Drame de Catherine Marnas et Procuste Oblomov d'après un récit autobiographique d'Axel Barbin, mise en scène de Catherine Marnas, avec Yuming Hey et Nicolas Martel.

Catherine Marnas et Procuste Oblomov ont conçu un opus théâtral à partir de l'adaptation du récit autobiographique d'Herculine Barbin découvert par le philosophe Michel Foucauld auteur notamment de l'ouvrage historico-réflexif "Histoire de la sexualité" consacré à la place de la sexualité dans la culture occidentale.

Ressortant au drame, il relate une vie au parcours singulier et au destin tragique qui constitue également un témoignage aussi édifiant qu'abominable sur les contraintes sociétales du milieu du 19ème siècle au regard de l'a-normalité considérée comme une menace à l'ordre social.

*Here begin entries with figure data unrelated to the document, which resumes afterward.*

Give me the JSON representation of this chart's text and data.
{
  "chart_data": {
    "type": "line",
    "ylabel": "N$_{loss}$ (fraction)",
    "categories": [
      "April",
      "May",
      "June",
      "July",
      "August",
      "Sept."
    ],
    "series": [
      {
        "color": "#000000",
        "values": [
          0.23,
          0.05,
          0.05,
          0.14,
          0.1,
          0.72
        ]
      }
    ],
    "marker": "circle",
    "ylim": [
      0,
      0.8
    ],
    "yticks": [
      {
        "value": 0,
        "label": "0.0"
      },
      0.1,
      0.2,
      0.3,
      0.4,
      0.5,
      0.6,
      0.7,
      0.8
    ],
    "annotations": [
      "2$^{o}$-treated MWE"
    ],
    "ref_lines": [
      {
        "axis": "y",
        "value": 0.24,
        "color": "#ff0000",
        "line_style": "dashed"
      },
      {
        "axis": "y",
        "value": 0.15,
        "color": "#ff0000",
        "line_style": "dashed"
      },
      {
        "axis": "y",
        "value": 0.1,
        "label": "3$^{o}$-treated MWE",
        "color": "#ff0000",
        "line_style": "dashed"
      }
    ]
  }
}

Déclarée de sexe féminin à l'état civil, nonobstant la particularité équivoque de ses organes génitaux externes, et ayant toujours vécu dans le microcosme des pensionnats religieux pour jeunes filles avec ce que cela implique d'amours saphiques, elle est condamnée à une réassignation masculine violente et sans accompagnement psychologique.

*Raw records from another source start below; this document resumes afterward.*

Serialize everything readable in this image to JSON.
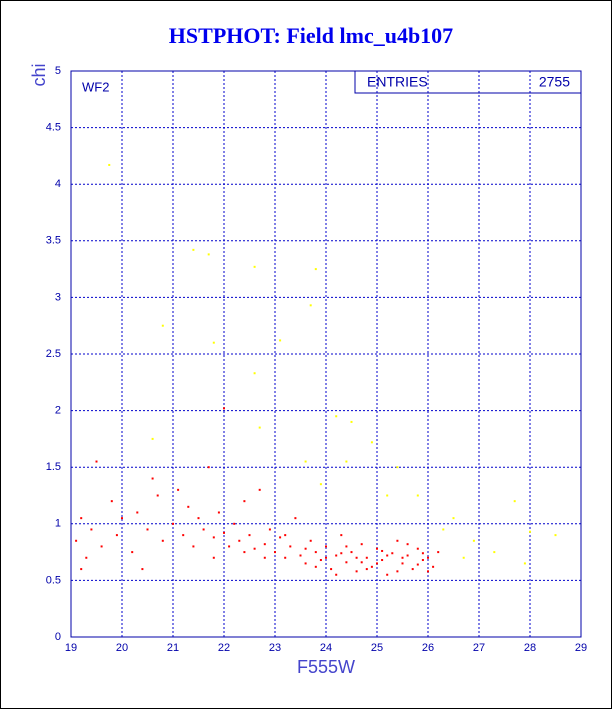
{
  "chart_data": {
    "type": "scatter",
    "title": "HSTPHOT: Field lmc_u4b107",
    "panel_label": "WF2",
    "stats_label": "ENTRIES",
    "entries": 2755,
    "x_label": "F555W",
    "y_label": "chi",
    "xlim": [
      19,
      29
    ],
    "ylim": [
      0,
      5
    ],
    "xticks": [
      19,
      20,
      21,
      22,
      23,
      24,
      25,
      26,
      27,
      28,
      29
    ],
    "yticks": [
      0,
      0.5,
      1,
      1.5,
      2,
      2.5,
      3,
      3.5,
      4,
      4.5,
      5
    ],
    "grid": true,
    "series": [
      {
        "color": "#ff0000",
        "x": [
          19.1,
          19.2,
          19.3,
          19.4,
          19.5,
          19.6,
          19.8,
          19.9,
          20.0,
          20.2,
          20.3,
          20.5,
          20.6,
          20.7,
          20.8,
          21.0,
          21.1,
          21.2,
          21.3,
          21.4,
          21.5,
          21.6,
          21.7,
          21.8,
          21.9,
          22.0,
          22.0,
          22.1,
          22.2,
          22.3,
          22.4,
          22.5,
          22.6,
          22.7,
          22.8,
          22.9,
          23.0,
          23.1,
          23.2,
          23.3,
          23.4,
          23.5,
          23.6,
          23.7,
          23.8,
          23.9,
          24.0,
          24.1,
          24.2,
          24.3,
          24.4,
          24.5,
          24.6,
          24.7,
          24.8,
          24.9,
          25.0,
          25.1,
          25.2,
          25.3,
          25.4,
          25.5,
          25.6,
          25.7,
          25.8,
          25.9,
          26.0,
          26.1,
          26.2,
          23.2,
          23.6,
          24.0,
          24.2,
          24.4,
          24.6,
          24.8,
          25.0,
          25.2,
          25.4,
          25.6,
          25.8,
          26.0,
          24.3,
          24.7,
          25.1,
          25.5,
          25.9,
          23.8,
          22.8,
          22.4,
          21.8,
          20.4,
          19.2
        ],
        "y": [
          0.85,
          1.05,
          0.7,
          0.95,
          1.55,
          0.8,
          1.2,
          0.9,
          1.05,
          0.75,
          1.1,
          0.95,
          1.4,
          1.25,
          0.85,
          1.0,
          1.3,
          0.9,
          1.15,
          0.8,
          1.05,
          0.95,
          1.5,
          0.88,
          1.1,
          2.02,
          0.92,
          0.8,
          1.0,
          0.85,
          1.2,
          0.9,
          0.78,
          1.3,
          0.82,
          0.95,
          0.75,
          0.88,
          0.7,
          0.8,
          1.05,
          0.72,
          0.65,
          0.85,
          0.75,
          0.68,
          0.8,
          0.6,
          0.72,
          0.9,
          0.66,
          0.75,
          0.58,
          0.82,
          0.7,
          0.62,
          0.78,
          0.68,
          0.55,
          0.74,
          0.85,
          0.65,
          0.72,
          0.6,
          0.78,
          0.68,
          0.7,
          0.62,
          0.75,
          0.9,
          0.78,
          0.7,
          0.55,
          0.8,
          0.7,
          0.6,
          0.65,
          0.72,
          0.58,
          0.82,
          0.64,
          0.58,
          0.74,
          0.66,
          0.76,
          0.7,
          0.74,
          0.62,
          0.7,
          0.75,
          0.7,
          0.6,
          0.6
        ]
      },
      {
        "color": "#ffff00",
        "x": [
          19.75,
          21.4,
          21.7,
          22.6,
          20.8,
          21.8,
          22.6,
          23.7,
          23.8,
          23.1,
          24.2,
          24.5,
          22.7,
          20.6,
          23.9,
          25.4,
          25.8,
          26.5,
          26.9,
          27.3,
          27.7,
          28.0,
          28.5,
          26.3,
          25.2,
          23.6,
          24.9,
          24.4,
          26.7,
          27.9
        ],
        "y": [
          4.17,
          3.42,
          3.38,
          3.27,
          2.75,
          2.6,
          2.33,
          2.93,
          3.25,
          2.62,
          1.95,
          1.9,
          1.85,
          1.75,
          1.35,
          1.5,
          1.25,
          1.05,
          0.85,
          0.75,
          1.2,
          0.93,
          0.9,
          0.95,
          1.25,
          1.55,
          1.72,
          1.55,
          0.7,
          0.65
        ]
      }
    ]
  }
}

Et en l'espèce, pire que le sabre, résultant de l'alliance du caducée, avec le diktat d'un "sachant", et du goupillon, avec le clérical garant de la morale, la sentence scelle non seulement son effondrement psychique par la déconstruction identitaire mais sa mort sociale dès lors que cette décision fait l'objet d'une publicité la soumettant à l'opprobre publique en la présentant comme un vil séducteur sévissant de manière travestie et l'amène au suicide.

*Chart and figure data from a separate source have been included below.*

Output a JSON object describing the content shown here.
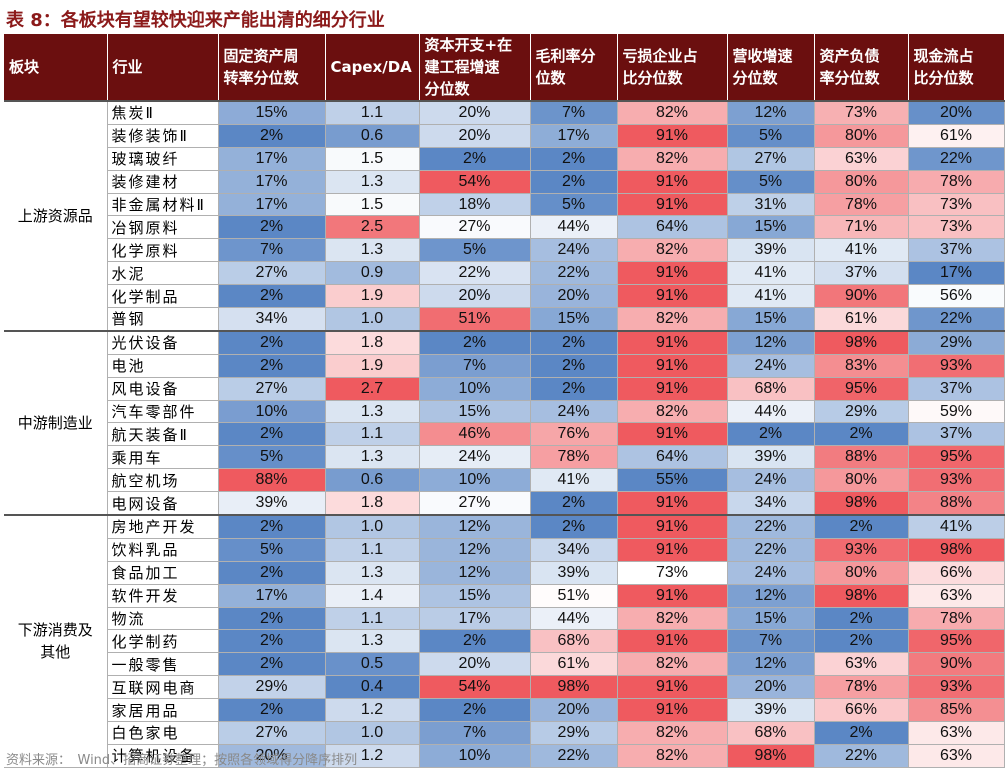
{
  "title": "表 8：各板块有望较快迎来产能出清的细分行业",
  "headers": {
    "sector": "板块",
    "industry": "行业",
    "metrics": [
      [
        "固定资产周",
        "转率分位数"
      ],
      [
        "Capex/DA"
      ],
      [
        "资本开支+在",
        "建工程增速",
        "分位数"
      ],
      [
        "毛利率分",
        "位数"
      ],
      [
        "亏损企业占",
        "比分位数"
      ],
      [
        "营收增速",
        "分位数"
      ],
      [
        "资产负债",
        "率分位数"
      ],
      [
        "现金流占",
        "比分位数"
      ]
    ]
  },
  "groups": [
    {
      "name": [
        "上游资源品"
      ],
      "rows": [
        {
          "industry": "焦炭Ⅱ",
          "values": [
            "15%",
            "1.1",
            "20%",
            "7%",
            "82%",
            "12%",
            "73%",
            "20%"
          ]
        },
        {
          "industry": "装修装饰Ⅱ",
          "values": [
            "2%",
            "0.6",
            "20%",
            "17%",
            "91%",
            "5%",
            "80%",
            "61%"
          ]
        },
        {
          "industry": "玻璃玻纤",
          "values": [
            "17%",
            "1.5",
            "2%",
            "2%",
            "82%",
            "27%",
            "63%",
            "22%"
          ]
        },
        {
          "industry": "装修建材",
          "values": [
            "17%",
            "1.3",
            "54%",
            "2%",
            "91%",
            "5%",
            "80%",
            "78%"
          ]
        },
        {
          "industry": "非金属材料Ⅱ",
          "values": [
            "17%",
            "1.5",
            "18%",
            "5%",
            "91%",
            "31%",
            "78%",
            "73%"
          ]
        },
        {
          "industry": "冶钢原料",
          "values": [
            "2%",
            "2.5",
            "27%",
            "44%",
            "64%",
            "15%",
            "71%",
            "73%"
          ]
        },
        {
          "industry": "化学原料",
          "values": [
            "7%",
            "1.3",
            "5%",
            "24%",
            "82%",
            "39%",
            "41%",
            "37%"
          ]
        },
        {
          "industry": "水泥",
          "values": [
            "27%",
            "0.9",
            "22%",
            "22%",
            "91%",
            "41%",
            "37%",
            "17%"
          ]
        },
        {
          "industry": "化学制品",
          "values": [
            "2%",
            "1.9",
            "20%",
            "20%",
            "91%",
            "41%",
            "90%",
            "56%"
          ]
        },
        {
          "industry": "普钢",
          "values": [
            "34%",
            "1.0",
            "51%",
            "15%",
            "82%",
            "15%",
            "61%",
            "22%"
          ]
        }
      ]
    },
    {
      "name": [
        "中游制造业"
      ],
      "rows": [
        {
          "industry": "光伏设备",
          "values": [
            "2%",
            "1.8",
            "2%",
            "2%",
            "91%",
            "12%",
            "98%",
            "29%"
          ]
        },
        {
          "industry": "电池",
          "values": [
            "2%",
            "1.9",
            "7%",
            "2%",
            "91%",
            "24%",
            "83%",
            "93%"
          ]
        },
        {
          "industry": "风电设备",
          "values": [
            "27%",
            "2.7",
            "10%",
            "2%",
            "91%",
            "68%",
            "95%",
            "37%"
          ]
        },
        {
          "industry": "汽车零部件",
          "values": [
            "10%",
            "1.3",
            "15%",
            "24%",
            "82%",
            "44%",
            "29%",
            "59%"
          ]
        },
        {
          "industry": "航天装备Ⅱ",
          "values": [
            "2%",
            "1.1",
            "46%",
            "76%",
            "91%",
            "2%",
            "2%",
            "37%"
          ]
        },
        {
          "industry": "乘用车",
          "values": [
            "5%",
            "1.3",
            "24%",
            "78%",
            "64%",
            "39%",
            "88%",
            "95%"
          ]
        },
        {
          "industry": "航空机场",
          "values": [
            "88%",
            "0.6",
            "10%",
            "41%",
            "55%",
            "24%",
            "80%",
            "93%"
          ]
        },
        {
          "industry": "电网设备",
          "values": [
            "39%",
            "1.8",
            "27%",
            "2%",
            "91%",
            "34%",
            "98%",
            "88%"
          ]
        }
      ]
    },
    {
      "name": [
        "下游消费及",
        "其他"
      ],
      "rows": [
        {
          "industry": "房地产开发",
          "values": [
            "2%",
            "1.0",
            "12%",
            "2%",
            "91%",
            "22%",
            "2%",
            "41%"
          ]
        },
        {
          "industry": "饮料乳品",
          "values": [
            "5%",
            "1.1",
            "12%",
            "34%",
            "91%",
            "22%",
            "93%",
            "98%"
          ]
        },
        {
          "industry": "食品加工",
          "values": [
            "2%",
            "1.3",
            "12%",
            "39%",
            "73%",
            "24%",
            "80%",
            "66%"
          ]
        },
        {
          "industry": "软件开发",
          "values": [
            "17%",
            "1.4",
            "15%",
            "51%",
            "91%",
            "12%",
            "98%",
            "63%"
          ]
        },
        {
          "industry": "物流",
          "values": [
            "2%",
            "1.1",
            "17%",
            "44%",
            "82%",
            "15%",
            "2%",
            "78%"
          ]
        },
        {
          "industry": "化学制药",
          "values": [
            "2%",
            "1.3",
            "2%",
            "68%",
            "91%",
            "7%",
            "2%",
            "95%"
          ]
        },
        {
          "industry": "一般零售",
          "values": [
            "2%",
            "0.5",
            "20%",
            "61%",
            "82%",
            "12%",
            "63%",
            "90%"
          ]
        },
        {
          "industry": "互联网电商",
          "values": [
            "29%",
            "0.4",
            "54%",
            "98%",
            "91%",
            "20%",
            "78%",
            "93%"
          ]
        },
        {
          "industry": "家居用品",
          "values": [
            "2%",
            "1.2",
            "2%",
            "20%",
            "91%",
            "39%",
            "66%",
            "85%"
          ]
        },
        {
          "industry": "白色家电",
          "values": [
            "27%",
            "1.0",
            "7%",
            "29%",
            "82%",
            "68%",
            "2%",
            "63%"
          ]
        },
        {
          "industry": "计算机设备",
          "values": [
            "20%",
            "1.2",
            "10%",
            "22%",
            "82%",
            "98%",
            "22%",
            "63%"
          ]
        }
      ]
    }
  ],
  "footer": "资料来源：　Wind、招商证券整理；按照各领域得分降序排列",
  "colors": {
    "header_bg": "#6b0f0f",
    "title": "#8b1a1a",
    "scale_low": "#5b87c5",
    "scale_mid": "#ffffff",
    "scale_high": "#ef5a5f"
  }
}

La partition entre bien évidemment en résonance avec les questionnements contemporains sur le genre, mais, attestée par son titre "Herculine Barbin - Archéologie d'une révolution", mais dans la mise en scène par Catherine Marnas, elle relève de la mise en perspective sans s'inscrire pas dans une approche prosaïque, voyeuriste, idéologique ou militante.

En effet, elle ne verse pas dans la démonstration profératoire mais dans l'évocation d'un parcours de vie unique, et donc non généralisable, et ce en synergie avec la qualité littéraire du texte original telle qu'elle résulte de son adaptation, dont le verbe traduit l'hypersensibilité et la douleur extrême de son auteure tout en transcendant la réalité factuelle et le ressenti émotionnel.

Ce qui se concrétise sur scène par un syncrétisme totalement abouti combinant de manière téméraire et audacieuse l'incarnation et la déréalisation sous forme d'un oratorio pour une une suicidée de la société au sens de l'expression utilisée par d'Antonin Artaud dans son texte dédié au peintre Vincent Van Gogh.

Ainsi, le récit se développe dans un monde éthéré et céleste, celui d'un au-delà onirique et fabuleux d'où émerge la parole des âmes quand elles trouvent un véhicule transcendantal, et le mode du conte horrifique, avec en ouverture le geste d'un homme en noir version gothique du baiser d'un conte célèbre.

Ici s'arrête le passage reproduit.